Suggested Activities:
  • Thomas Alva Edison: Create a graphic organizer to show what inventors have invented, what has been invented in the present, and what they may invent in the future. Use past, present, and future tense verbs.
  • Thomas Alva Edison: Complete a concept map for Thomas Edison.
  • Conduct a picture walk with the students through the book “My light” by Molly Bang, and have the students compare what information they can find out by just looking at the pictures and what information they gain from the text. Compare natural and artificial sources of light and heat (i.e. natural: sun, moon, stars, fireflies; artificial: flashlight, heater, light bulb, etc.).
  • After reading several books (“Watch out! At home” and “My light”) about electricity, create a list of rules for safety (e.g., avoiding electrical outlets with wet hands). Divide the rules evenly among the students and assign the task of creating a safety poster for each one. Each student will write a rule neatly and show additional information (i.e., the application of the rule) in his or her illustration. Create sets of posters and allow students to present their rules to another classroom or grade level.
  • Use the following smartboard lesson to teach about static electricity.

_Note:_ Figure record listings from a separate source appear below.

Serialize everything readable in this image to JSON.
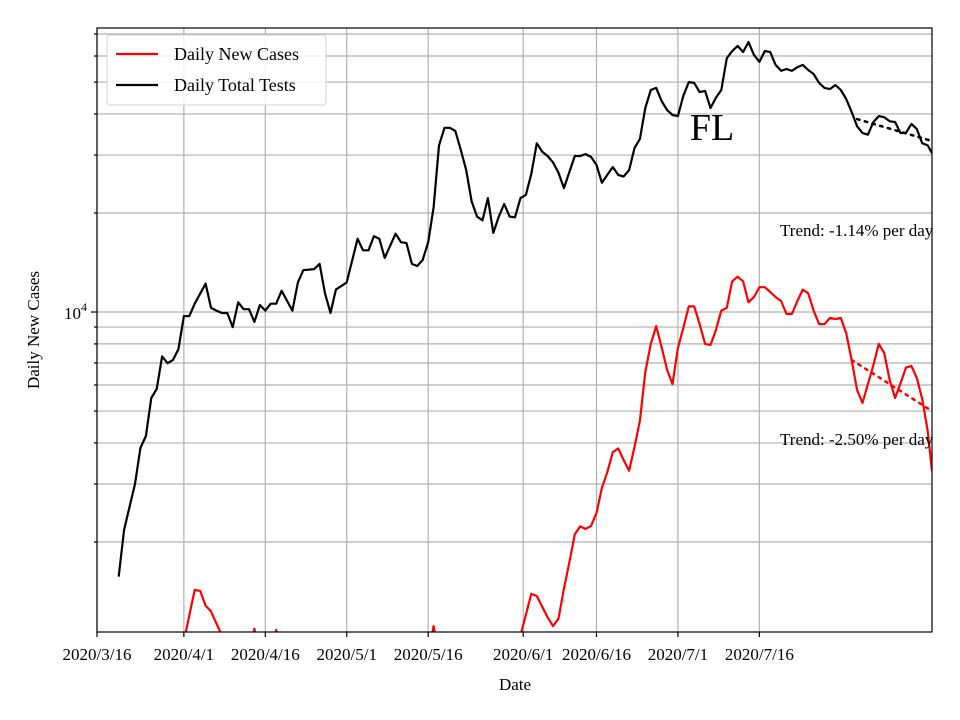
{
  "chart_data": {
    "type": "line",
    "title": "FL",
    "xlabel": "Date",
    "ylabel": "Daily New Cases",
    "yscale": "log",
    "ylim": [
      1065,
      73000
    ],
    "x_origin": "2020/3/16",
    "xlim": [
      0,
      153.8
    ],
    "grid": true,
    "legend_position": "top-left",
    "x_ticks": [
      {
        "day": 0,
        "label": "2020/3/16"
      },
      {
        "day": 16,
        "label": "2020/4/1"
      },
      {
        "day": 31,
        "label": "2020/4/16"
      },
      {
        "day": 46,
        "label": "2020/5/1"
      },
      {
        "day": 61,
        "label": "2020/5/16"
      },
      {
        "day": 78.5,
        "label": "2020/6/1"
      },
      {
        "day": 92,
        "label": "2020/6/16"
      },
      {
        "day": 107,
        "label": "2020/7/1"
      },
      {
        "day": 122,
        "label": "2020/7/16"
      }
    ],
    "y_major_ticks": [
      {
        "value": 10000,
        "base": "10",
        "exp": "4"
      }
    ],
    "y_minor_ticks": [
      2000,
      3000,
      4000,
      5000,
      6000,
      7000,
      8000,
      9000,
      20000,
      30000,
      40000,
      50000,
      60000,
      70000
    ],
    "series": [
      {
        "name": "Daily New Cases",
        "color": "#ff0000",
        "points": [
          [
            16,
            1000
          ],
          [
            18,
            1430
          ],
          [
            19,
            1420
          ],
          [
            20,
            1280
          ],
          [
            21,
            1230
          ],
          [
            22,
            1130
          ],
          [
            23,
            1040
          ],
          [
            24,
            900
          ],
          [
            28,
            900
          ],
          [
            29,
            1090
          ],
          [
            30,
            900
          ],
          [
            32,
            900
          ],
          [
            33,
            1080
          ],
          [
            34,
            900
          ],
          [
            61,
            900
          ],
          [
            62,
            1110
          ],
          [
            63,
            900
          ],
          [
            77,
            900
          ],
          [
            78,
            1040
          ],
          [
            80,
            1390
          ],
          [
            81,
            1370
          ],
          [
            82,
            1270
          ],
          [
            83,
            1180
          ],
          [
            84,
            1110
          ],
          [
            85,
            1170
          ],
          [
            86,
            1440
          ],
          [
            87,
            1730
          ],
          [
            88,
            2110
          ],
          [
            89,
            2230
          ],
          [
            90,
            2190
          ],
          [
            91,
            2240
          ],
          [
            92,
            2450
          ],
          [
            93,
            2920
          ],
          [
            94,
            3260
          ],
          [
            95,
            3750
          ],
          [
            96,
            3850
          ],
          [
            97,
            3550
          ],
          [
            98,
            3290
          ],
          [
            99,
            3890
          ],
          [
            100,
            4670
          ],
          [
            101,
            6570
          ],
          [
            102,
            8000
          ],
          [
            103,
            9060
          ],
          [
            104,
            7820
          ],
          [
            105,
            6670
          ],
          [
            106,
            6040
          ],
          [
            107,
            7770
          ],
          [
            108,
            8940
          ],
          [
            109,
            10400
          ],
          [
            110,
            10400
          ],
          [
            111,
            9190
          ],
          [
            112,
            8000
          ],
          [
            113,
            7940
          ],
          [
            114,
            8810
          ],
          [
            115,
            10100
          ],
          [
            116,
            10300
          ],
          [
            117,
            12400
          ],
          [
            118,
            12800
          ],
          [
            119,
            12400
          ],
          [
            120,
            10700
          ],
          [
            121,
            11100
          ],
          [
            122,
            11900
          ],
          [
            123,
            11900
          ],
          [
            124,
            11500
          ],
          [
            125,
            11100
          ],
          [
            126,
            10800
          ],
          [
            127,
            9860
          ],
          [
            128,
            9860
          ],
          [
            129,
            10800
          ],
          [
            130,
            11700
          ],
          [
            131,
            11400
          ],
          [
            132,
            10100
          ],
          [
            133,
            9190
          ],
          [
            134,
            9190
          ],
          [
            135,
            9590
          ],
          [
            136,
            9520
          ],
          [
            137,
            9590
          ],
          [
            138,
            8630
          ],
          [
            139,
            7150
          ],
          [
            140,
            5790
          ],
          [
            141,
            5290
          ],
          [
            142,
            6040
          ],
          [
            143,
            6900
          ],
          [
            144,
            8000
          ],
          [
            145,
            7500
          ],
          [
            146,
            6210
          ],
          [
            147,
            5480
          ],
          [
            148,
            6070
          ],
          [
            149,
            6770
          ],
          [
            150,
            6860
          ],
          [
            151,
            6300
          ],
          [
            152,
            5440
          ],
          [
            153,
            4350
          ],
          [
            153.8,
            3280
          ]
        ]
      },
      {
        "name": "Daily Total Tests",
        "color": "#000000",
        "points": [
          [
            4,
            1570
          ],
          [
            5,
            2180
          ],
          [
            7,
            3000
          ],
          [
            8,
            3860
          ],
          [
            9,
            4200
          ],
          [
            10,
            5480
          ],
          [
            11,
            5830
          ],
          [
            12,
            7330
          ],
          [
            13,
            6990
          ],
          [
            14,
            7150
          ],
          [
            15,
            7710
          ],
          [
            16,
            9720
          ],
          [
            17,
            9720
          ],
          [
            18,
            10600
          ],
          [
            20,
            12200
          ],
          [
            21,
            10300
          ],
          [
            22,
            10100
          ],
          [
            23,
            9930
          ],
          [
            24,
            9930
          ],
          [
            25,
            9000
          ],
          [
            26,
            10700
          ],
          [
            27,
            10200
          ],
          [
            28,
            10200
          ],
          [
            29,
            9330
          ],
          [
            30,
            10500
          ],
          [
            31,
            10100
          ],
          [
            32,
            10600
          ],
          [
            33,
            10600
          ],
          [
            34,
            11600
          ],
          [
            36,
            10100
          ],
          [
            37,
            12300
          ],
          [
            38,
            13400
          ],
          [
            40,
            13500
          ],
          [
            41,
            14000
          ],
          [
            42,
            11400
          ],
          [
            43,
            9930
          ],
          [
            44,
            11700
          ],
          [
            46,
            12300
          ],
          [
            48,
            16700
          ],
          [
            49,
            15400
          ],
          [
            50,
            15400
          ],
          [
            51,
            17000
          ],
          [
            52,
            16700
          ],
          [
            53,
            14600
          ],
          [
            55,
            17300
          ],
          [
            56,
            16300
          ],
          [
            57,
            16200
          ],
          [
            58,
            14000
          ],
          [
            59,
            13800
          ],
          [
            60,
            14400
          ],
          [
            61,
            16300
          ],
          [
            62,
            20800
          ],
          [
            63,
            32100
          ],
          [
            64,
            36300
          ],
          [
            65,
            36300
          ],
          [
            66,
            35500
          ],
          [
            67,
            31100
          ],
          [
            68,
            27000
          ],
          [
            69,
            21700
          ],
          [
            70,
            19500
          ],
          [
            71,
            19000
          ],
          [
            72,
            22200
          ],
          [
            73,
            17400
          ],
          [
            74,
            19500
          ],
          [
            75,
            21300
          ],
          [
            76,
            19500
          ],
          [
            77,
            19400
          ],
          [
            78,
            22200
          ],
          [
            79,
            22700
          ],
          [
            80,
            26300
          ],
          [
            81,
            32600
          ],
          [
            82,
            30700
          ],
          [
            83,
            29800
          ],
          [
            84,
            28500
          ],
          [
            85,
            26500
          ],
          [
            86,
            23800
          ],
          [
            87,
            26600
          ],
          [
            88,
            29800
          ],
          [
            89,
            29800
          ],
          [
            90,
            30200
          ],
          [
            91,
            29600
          ],
          [
            92,
            28000
          ],
          [
            93,
            24700
          ],
          [
            94,
            26100
          ],
          [
            95,
            27600
          ],
          [
            96,
            26100
          ],
          [
            97,
            25800
          ],
          [
            98,
            27000
          ],
          [
            99,
            31500
          ],
          [
            100,
            33600
          ],
          [
            101,
            41700
          ],
          [
            102,
            47300
          ],
          [
            103,
            48000
          ],
          [
            104,
            43800
          ],
          [
            105,
            41100
          ],
          [
            106,
            39700
          ],
          [
            107,
            39400
          ],
          [
            108,
            45400
          ],
          [
            109,
            50000
          ],
          [
            110,
            49700
          ],
          [
            111,
            46600
          ],
          [
            112,
            47000
          ],
          [
            113,
            41700
          ],
          [
            114,
            44800
          ],
          [
            115,
            47300
          ],
          [
            116,
            59100
          ],
          [
            117,
            62100
          ],
          [
            118,
            64400
          ],
          [
            119,
            61700
          ],
          [
            120,
            66200
          ],
          [
            121,
            60500
          ],
          [
            122,
            57600
          ],
          [
            123,
            62100
          ],
          [
            124,
            61700
          ],
          [
            125,
            56400
          ],
          [
            126,
            54100
          ],
          [
            127,
            54800
          ],
          [
            128,
            54100
          ],
          [
            129,
            55500
          ],
          [
            130,
            56400
          ],
          [
            131,
            54400
          ],
          [
            132,
            52900
          ],
          [
            133,
            49700
          ],
          [
            134,
            48000
          ],
          [
            135,
            47600
          ],
          [
            136,
            49000
          ],
          [
            137,
            47300
          ],
          [
            138,
            44400
          ],
          [
            139,
            40600
          ],
          [
            140,
            36700
          ],
          [
            141,
            35000
          ],
          [
            142,
            34600
          ],
          [
            143,
            37800
          ],
          [
            144,
            39400
          ],
          [
            145,
            39100
          ],
          [
            146,
            38000
          ],
          [
            147,
            37800
          ],
          [
            148,
            35000
          ],
          [
            149,
            35000
          ],
          [
            150,
            37300
          ],
          [
            151,
            36000
          ],
          [
            152,
            32600
          ],
          [
            153,
            32100
          ],
          [
            153.8,
            30400
          ]
        ]
      }
    ],
    "trends": [
      {
        "series": "Daily Total Tests",
        "color": "#000000",
        "from": [
          140,
          38600
        ],
        "to": [
          153.8,
          33100
        ],
        "label": "Trend: -1.14% per day"
      },
      {
        "series": "Daily New Cases",
        "color": "#ff0000",
        "from": [
          139,
          7150
        ],
        "to": [
          153.8,
          5000
        ],
        "label": "Trend: -2.50% per day"
      }
    ]
  }
}
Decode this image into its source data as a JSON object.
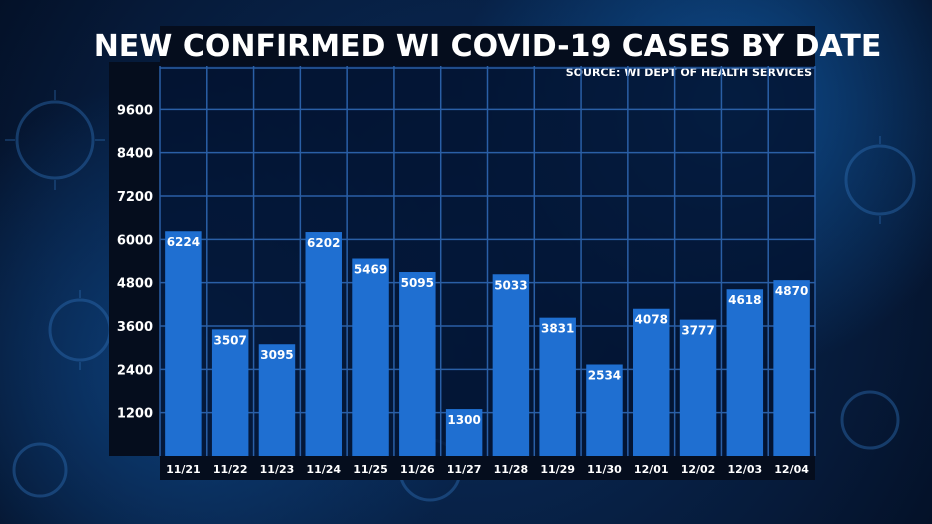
{
  "header": {
    "title": "NEW CONFIRMED WI COVID-19 CASES BY DATE",
    "source": "SOURCE: WI DEPT OF HEALTH SERVICES"
  },
  "chart_data": {
    "type": "bar",
    "title": "NEW CONFIRMED WI COVID-19 CASES BY DATE",
    "subtitle": "SOURCE: WI DEPT OF HEALTH SERVICES",
    "xlabel": "",
    "ylabel": "",
    "categories": [
      "11/21",
      "11/22",
      "11/23",
      "11/24",
      "11/25",
      "11/26",
      "11/27",
      "11/28",
      "11/29",
      "11/30",
      "12/01",
      "12/02",
      "12/03",
      "12/04"
    ],
    "values": [
      6224,
      3507,
      3095,
      6202,
      5469,
      5095,
      1300,
      5033,
      3831,
      2534,
      4078,
      3777,
      4618,
      4870
    ],
    "ylim": [
      0,
      10800
    ],
    "yticks": [
      1200,
      2400,
      3600,
      4800,
      6000,
      7200,
      8400,
      9600
    ],
    "grid": true,
    "colors": {
      "bar": "#1f6fd1",
      "grid": "#2a5fa6",
      "text": "#ffffff"
    }
  }
}
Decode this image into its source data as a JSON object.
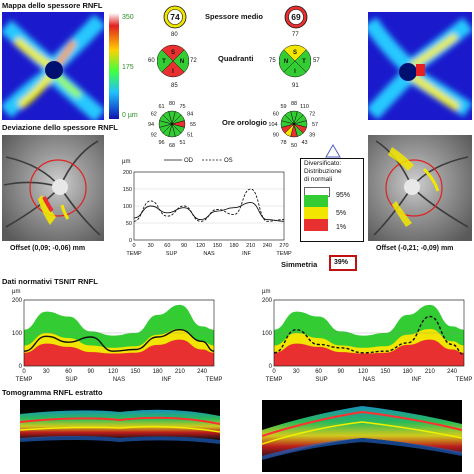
{
  "titles": {
    "rnfl_map": "Mappa dello spessore RNFL",
    "deviation_map": "Deviazione dello spessore RNFL",
    "average_thickness": "Spessore medio",
    "quadrants": "Quadranti",
    "clock_hours": "Ore orologio",
    "tsnit_normative": "Dati normativi TSNIT RNFL",
    "symmetry": "Simmetria",
    "tomogram": "Tomogramma RNFL estratto"
  },
  "colorbar": {
    "max_label": "350",
    "mid_label": "175",
    "min_label": "0 µm"
  },
  "average": {
    "od": "74",
    "os": "69"
  },
  "quadrants": {
    "od": {
      "top": "80",
      "left": "60",
      "right": "72",
      "bottom": "85",
      "letters": {
        "s": "S",
        "t": "T",
        "n": "N",
        "i": "I"
      }
    },
    "os": {
      "top": "77",
      "left": "75",
      "right": "57",
      "bottom": "91",
      "letters": {
        "s": "S",
        "t": "T",
        "n": "N",
        "i": "I"
      }
    }
  },
  "clock": {
    "od": [
      "80",
      "75",
      "84",
      "55",
      "51",
      "51",
      "68",
      "96",
      "92",
      "94",
      "62",
      "61"
    ],
    "os": [
      "88",
      "110",
      "72",
      "57",
      "39",
      "43",
      "50",
      "78",
      "90",
      "104",
      "60",
      "59"
    ]
  },
  "offsets": {
    "od": "Offset (0,09; -0,06) mm",
    "os": "Offset (-0,21; -0,09) mm"
  },
  "symmetry_value": "39%",
  "legend": {
    "title_lines": [
      "Diversificato:",
      "Distribuzione",
      "di normali"
    ],
    "entries": [
      "95%",
      "5%",
      "1%"
    ],
    "colors": [
      "#ffffff",
      "#33cc33",
      "#f2e600",
      "#e83030"
    ]
  },
  "line_legend": {
    "od": "OD",
    "os": "OS"
  },
  "unit": "µm",
  "chart_data": [
    {
      "type": "line",
      "x": [
        0,
        30,
        60,
        90,
        120,
        150,
        180,
        210,
        240,
        270
      ],
      "xticks": [
        "0",
        "30",
        "60",
        "90",
        "120",
        "150",
        "180",
        "210",
        "240",
        "270"
      ],
      "xcats": [
        "TEMP",
        "SUP",
        "NAS",
        "INF",
        "TEMP"
      ],
      "yticks": [
        "0",
        "50",
        "100",
        "150",
        "200"
      ],
      "ylim": [
        0,
        200
      ],
      "ylabel": "µm",
      "series": [
        {
          "name": "OD",
          "style": "solid",
          "values": [
            65,
            100,
            80,
            95,
            60,
            85,
            95,
            110,
            60,
            55
          ]
        },
        {
          "name": "OS",
          "style": "dashed",
          "values": [
            55,
            115,
            70,
            100,
            55,
            90,
            75,
            150,
            55,
            60
          ]
        }
      ]
    },
    {
      "type": "area",
      "x": [
        0,
        30,
        60,
        90,
        120,
        150,
        180,
        210,
        240,
        256
      ],
      "xticks": [
        "0",
        "30",
        "60",
        "90",
        "120",
        "150",
        "180",
        "210",
        "240"
      ],
      "xcats": [
        "TEMP",
        "SUP",
        "NAS",
        "INF",
        "TEMP"
      ],
      "yticks": [
        "0",
        "100",
        "200"
      ],
      "ylim": [
        0,
        200
      ],
      "ylabel": "µm",
      "series": [
        {
          "name": "OD",
          "style": "solid",
          "values": [
            45,
            90,
            72,
            88,
            45,
            50,
            88,
            110,
            75,
            45
          ]
        }
      ]
    },
    {
      "type": "area",
      "x": [
        0,
        30,
        60,
        90,
        120,
        150,
        180,
        210,
        240,
        256
      ],
      "xticks": [
        "0",
        "30",
        "60",
        "90",
        "120",
        "150",
        "180",
        "210",
        "240"
      ],
      "xcats": [
        "TEMP",
        "SUP",
        "NAS",
        "INF",
        "TEMP"
      ],
      "yticks": [
        "0",
        "100",
        "200"
      ],
      "ylim": [
        0,
        200
      ],
      "ylabel": "µm",
      "series": [
        {
          "name": "OS",
          "style": "dashed",
          "values": [
            40,
            110,
            65,
            55,
            40,
            45,
            70,
            150,
            65,
            35
          ]
        }
      ]
    }
  ]
}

  • Discuss the differences between safe and unsafe behaviors. Identify the un- in un-safe as a prefix. Find affixes (prefixes and suffixes) in the guided reading books and record as a class. Students may try writing a sentence using a word with a prefix or suffix.
  • Students can write a narrative about a time when they were unsafe and what happened as a result (cause and effect, suffixes, narrative writing).